Despite the soaring values in Canada's most expensive market, prices nationally are expected to stabilize or only creep higher this year amid "tepid" improvements in employment, LePage said in a report Tuesday.

Phil Soper, president and chief executive of Royal LePage Real Estate Services, said that in most markets lower, single-digit percentage increases are more likely for the balance of the year.

The more modest increases in most markets predicted for 2011 comes after bigger price jumps in recent years fuelled by low mortgage rates and solid consumer confidence.

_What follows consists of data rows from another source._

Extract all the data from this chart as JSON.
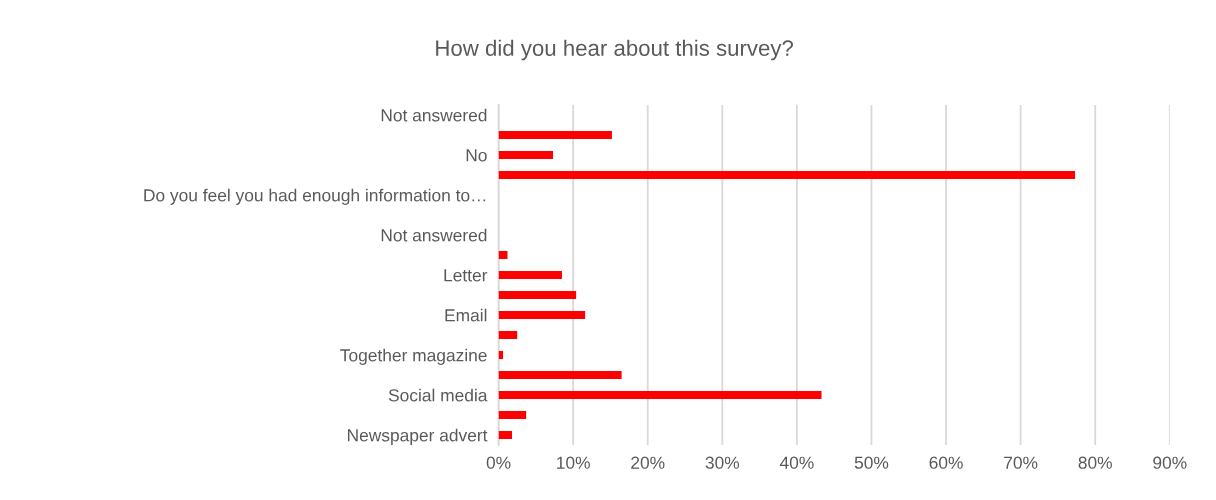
{
  "chart_data": {
    "type": "bar",
    "orientation": "horizontal",
    "title": "How did you hear about this survey?",
    "categories": [
      "Not answered",
      null,
      "No",
      null,
      "Do you feel you had enough information to…",
      null,
      "Not answered",
      null,
      "Letter",
      null,
      "Email",
      null,
      "Together magazine",
      null,
      "Social media",
      null,
      "Newspaper advert"
    ],
    "values": [
      0,
      15.2,
      7.3,
      77.3,
      0,
      0,
      0,
      1.2,
      8.5,
      10.4,
      11.6,
      2.5,
      0.6,
      16.5,
      43.3,
      3.7,
      1.8
    ],
    "color": "#ff0000",
    "xlim": [
      0,
      90
    ],
    "xticks": [
      {
        "value": 0,
        "label": "0%"
      },
      {
        "value": 10,
        "label": "10%"
      },
      {
        "value": 20,
        "label": "20%"
      },
      {
        "value": 30,
        "label": "30%"
      },
      {
        "value": 40,
        "label": "40%"
      },
      {
        "value": 50,
        "label": "50%"
      },
      {
        "value": 60,
        "label": "60%"
      },
      {
        "value": 70,
        "label": "70%"
      },
      {
        "value": 80,
        "label": "80%"
      },
      {
        "value": 90,
        "label": "90%"
      }
    ],
    "grid": "x",
    "legend": false
  }
}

"We expect house prices will continue to creep up, but most of the excess demand created by the initial drop in interest rates has been satisfied and affordability continues to erode slowly," Soper said.

"While low interest rates continue to drive demand, the tepid pace at which employment levels are improving is tempering the rate of home price appreciation in many Canadian cities."

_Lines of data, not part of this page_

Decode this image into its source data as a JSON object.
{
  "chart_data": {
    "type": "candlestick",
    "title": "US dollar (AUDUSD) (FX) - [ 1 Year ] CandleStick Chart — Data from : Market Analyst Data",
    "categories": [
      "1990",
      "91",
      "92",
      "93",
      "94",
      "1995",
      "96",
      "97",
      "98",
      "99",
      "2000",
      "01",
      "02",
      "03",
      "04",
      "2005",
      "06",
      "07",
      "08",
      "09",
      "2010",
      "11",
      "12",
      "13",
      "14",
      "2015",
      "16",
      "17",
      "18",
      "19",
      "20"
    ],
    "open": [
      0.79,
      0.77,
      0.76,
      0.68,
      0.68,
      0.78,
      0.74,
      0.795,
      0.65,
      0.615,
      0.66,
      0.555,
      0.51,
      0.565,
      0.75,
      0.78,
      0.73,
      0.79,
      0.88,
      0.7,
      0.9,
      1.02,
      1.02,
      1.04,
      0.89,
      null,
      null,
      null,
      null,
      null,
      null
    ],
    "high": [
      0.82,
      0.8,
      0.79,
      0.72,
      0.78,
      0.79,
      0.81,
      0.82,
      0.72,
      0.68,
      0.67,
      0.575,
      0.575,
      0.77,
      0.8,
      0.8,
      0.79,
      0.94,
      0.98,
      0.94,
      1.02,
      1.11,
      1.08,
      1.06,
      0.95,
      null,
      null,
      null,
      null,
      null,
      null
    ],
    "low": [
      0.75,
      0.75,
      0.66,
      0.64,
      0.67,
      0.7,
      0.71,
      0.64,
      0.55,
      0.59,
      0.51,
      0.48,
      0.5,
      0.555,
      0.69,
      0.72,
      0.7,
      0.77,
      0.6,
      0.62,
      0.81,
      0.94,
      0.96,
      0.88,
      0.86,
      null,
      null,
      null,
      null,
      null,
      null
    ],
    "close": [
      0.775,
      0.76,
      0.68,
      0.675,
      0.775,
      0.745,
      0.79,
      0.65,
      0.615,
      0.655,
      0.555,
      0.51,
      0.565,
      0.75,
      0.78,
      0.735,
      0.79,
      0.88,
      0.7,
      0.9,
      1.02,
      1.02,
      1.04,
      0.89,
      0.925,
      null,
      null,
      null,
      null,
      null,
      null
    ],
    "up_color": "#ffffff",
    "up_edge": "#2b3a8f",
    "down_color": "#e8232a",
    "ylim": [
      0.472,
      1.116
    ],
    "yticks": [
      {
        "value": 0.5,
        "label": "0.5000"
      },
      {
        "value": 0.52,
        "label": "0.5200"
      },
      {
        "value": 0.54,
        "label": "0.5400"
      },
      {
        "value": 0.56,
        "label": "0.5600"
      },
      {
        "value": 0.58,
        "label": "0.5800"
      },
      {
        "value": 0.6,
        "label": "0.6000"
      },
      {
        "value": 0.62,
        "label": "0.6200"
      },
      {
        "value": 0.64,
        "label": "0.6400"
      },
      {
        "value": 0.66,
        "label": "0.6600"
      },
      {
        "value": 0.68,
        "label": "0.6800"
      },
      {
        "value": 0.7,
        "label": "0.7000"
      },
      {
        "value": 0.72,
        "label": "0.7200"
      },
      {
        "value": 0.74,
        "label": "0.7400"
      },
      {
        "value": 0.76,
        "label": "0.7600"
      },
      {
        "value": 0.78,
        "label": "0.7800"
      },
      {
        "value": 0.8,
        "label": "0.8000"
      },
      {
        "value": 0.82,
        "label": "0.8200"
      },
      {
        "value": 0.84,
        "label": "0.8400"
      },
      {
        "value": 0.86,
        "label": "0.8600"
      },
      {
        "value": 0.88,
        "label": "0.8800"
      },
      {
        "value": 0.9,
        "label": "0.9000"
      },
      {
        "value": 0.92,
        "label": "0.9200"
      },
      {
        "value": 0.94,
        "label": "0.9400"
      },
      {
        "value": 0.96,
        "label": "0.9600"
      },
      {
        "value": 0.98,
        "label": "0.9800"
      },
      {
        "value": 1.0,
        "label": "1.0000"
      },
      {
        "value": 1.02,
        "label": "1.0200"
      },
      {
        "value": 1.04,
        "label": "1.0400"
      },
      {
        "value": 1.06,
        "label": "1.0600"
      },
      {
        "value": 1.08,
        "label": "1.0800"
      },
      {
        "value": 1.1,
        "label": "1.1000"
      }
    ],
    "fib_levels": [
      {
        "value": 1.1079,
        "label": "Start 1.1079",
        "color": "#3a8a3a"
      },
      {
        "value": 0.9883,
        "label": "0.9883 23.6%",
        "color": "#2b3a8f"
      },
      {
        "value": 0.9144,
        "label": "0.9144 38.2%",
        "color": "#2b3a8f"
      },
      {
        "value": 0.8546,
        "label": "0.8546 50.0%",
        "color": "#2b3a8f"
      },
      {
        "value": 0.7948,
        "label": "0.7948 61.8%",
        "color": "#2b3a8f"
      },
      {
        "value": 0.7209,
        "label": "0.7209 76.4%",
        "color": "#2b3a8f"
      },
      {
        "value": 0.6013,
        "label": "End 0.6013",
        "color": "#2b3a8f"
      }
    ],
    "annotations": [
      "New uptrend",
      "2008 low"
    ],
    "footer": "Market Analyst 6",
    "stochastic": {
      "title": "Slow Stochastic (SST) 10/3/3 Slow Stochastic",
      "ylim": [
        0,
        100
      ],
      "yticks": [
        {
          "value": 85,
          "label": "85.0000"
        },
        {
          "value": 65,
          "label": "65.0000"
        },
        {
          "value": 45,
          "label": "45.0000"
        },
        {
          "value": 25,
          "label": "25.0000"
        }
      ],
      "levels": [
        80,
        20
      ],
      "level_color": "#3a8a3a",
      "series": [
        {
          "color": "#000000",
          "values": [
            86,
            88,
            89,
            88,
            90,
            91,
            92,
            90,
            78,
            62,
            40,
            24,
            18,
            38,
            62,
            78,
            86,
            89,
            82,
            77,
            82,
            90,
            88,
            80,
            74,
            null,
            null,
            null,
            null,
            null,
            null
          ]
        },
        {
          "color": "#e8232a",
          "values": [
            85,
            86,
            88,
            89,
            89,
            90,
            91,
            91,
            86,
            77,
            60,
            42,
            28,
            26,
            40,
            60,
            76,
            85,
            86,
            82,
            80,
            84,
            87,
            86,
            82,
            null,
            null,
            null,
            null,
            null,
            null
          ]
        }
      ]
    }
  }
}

Canada created about 300,000 jobs in the last year as the economy recovered from recession, but the jobless rate has remained high -- at 7.7 per cent -- and growth could be squeezed by rising interest rates and weakness in the United States.

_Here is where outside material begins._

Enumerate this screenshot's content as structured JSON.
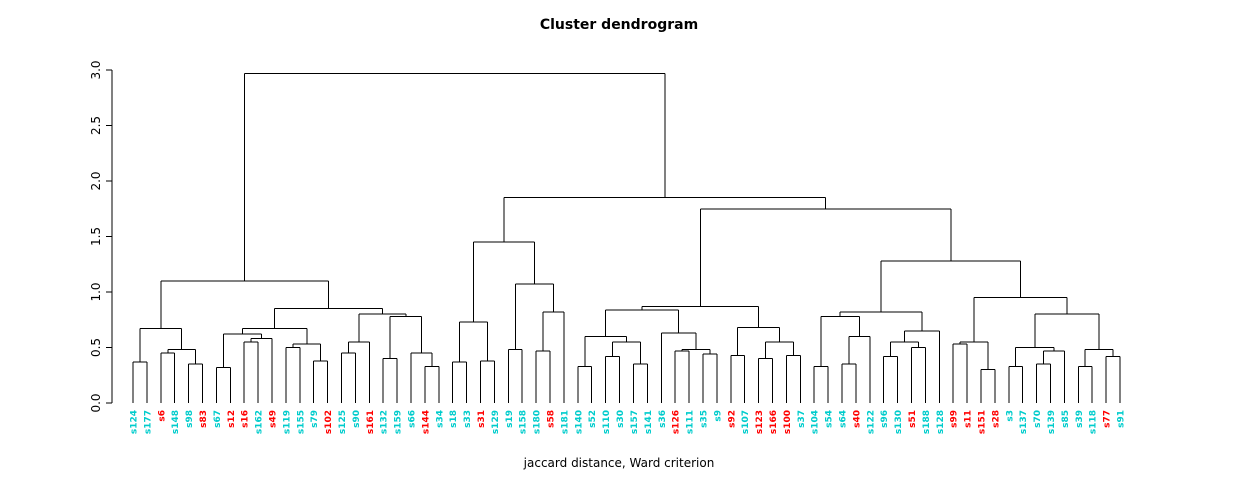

In Vancouver though, a limited supply of homes for sale, low interest rates and demand from buyers from China continued to drive up prices with the cost of a two-storey house up 9.7 per cent from a year ago at an average cost of nearly $1.1 million in the first quarter.

That compared with a Canadian national average price or $379,388 for a standard two-storey home, up 3.5 per cent.

The national price for detached bungalows rose 4.3 per cent year-over-year to $341,355, while standard condominiums rose four per cent to $237,919.

The cost of a detached bungalow in Vancouver jumped 8.2 per cent to an average of $980,000, while the average condo increased 7.8 per cent $507,250.

CIBC deputy chief economist Benjamin Tal said the influx of money from China into the Vancouver real estate market -- especially the affluent west side -- makes it unlike any other in Canada.

"The China story is more sustainable than any other story that I know, so it is possible that this trend will continue. The fact that it is foreign money isn't a negative," Tal said.

More generally, Tal expects a strong spring as homebuyers take advantage of low interest rates before they head higher later this year, but what happens after that is uncertain.

"Every increase in house prices at this point, adds to the probability of some sort of adjustment in the market," Tal said.

RBC senior economist Robert Hogue said the two unknowns for the real estate market are interest rates and the effects of new mortgage rules.

"Buyers out there are being told by economists and others that interest rates are going to rise, but so far it hasn't been quite as much as we thought it would be," Hogue said.

Changes also came into effect in March that reduced the maximum amortization period to 30 years from 35 for insured mortgages and limited how much money Canadians can borrow using their homes.

It was the third time mortgage rules have been tightened in the past three years.

The Royal LePage report found a two-storey house in Toronto increased by 2.5 per cent to $589,929 and a similar house in Halifax increased 7.1 per cent to $298,000.

That compared with a drop of 2.1 per cent in Calgary for a similar house to $423,122.

Canada's big banks raised their posted rates for fixed rate mortgages last week. The posted rate at most Canadian banks for five-year closed mortgages -- one of the most popular types of loans for Canadian home owners -- is 5.69 per cent.

The Bank of Canada left its overnight rate unchanged Tuesday at one per cent, but the central bank is expected to raise the rate -- which influences variable rate mortgages -- later this year.

Meanwhile, Statistics Canada said its new housing price index rose 0.4 per cent in February, following a 0.2 per cent increase in January.

The highest month-to-month increase, 1.8 per cent, was recorded in Regina, while Toronto, Oshawa, Ont., and Edmonton were also top contributors to the jump.

On a year-over-year basis, the index was 2.1 per cent higher in February.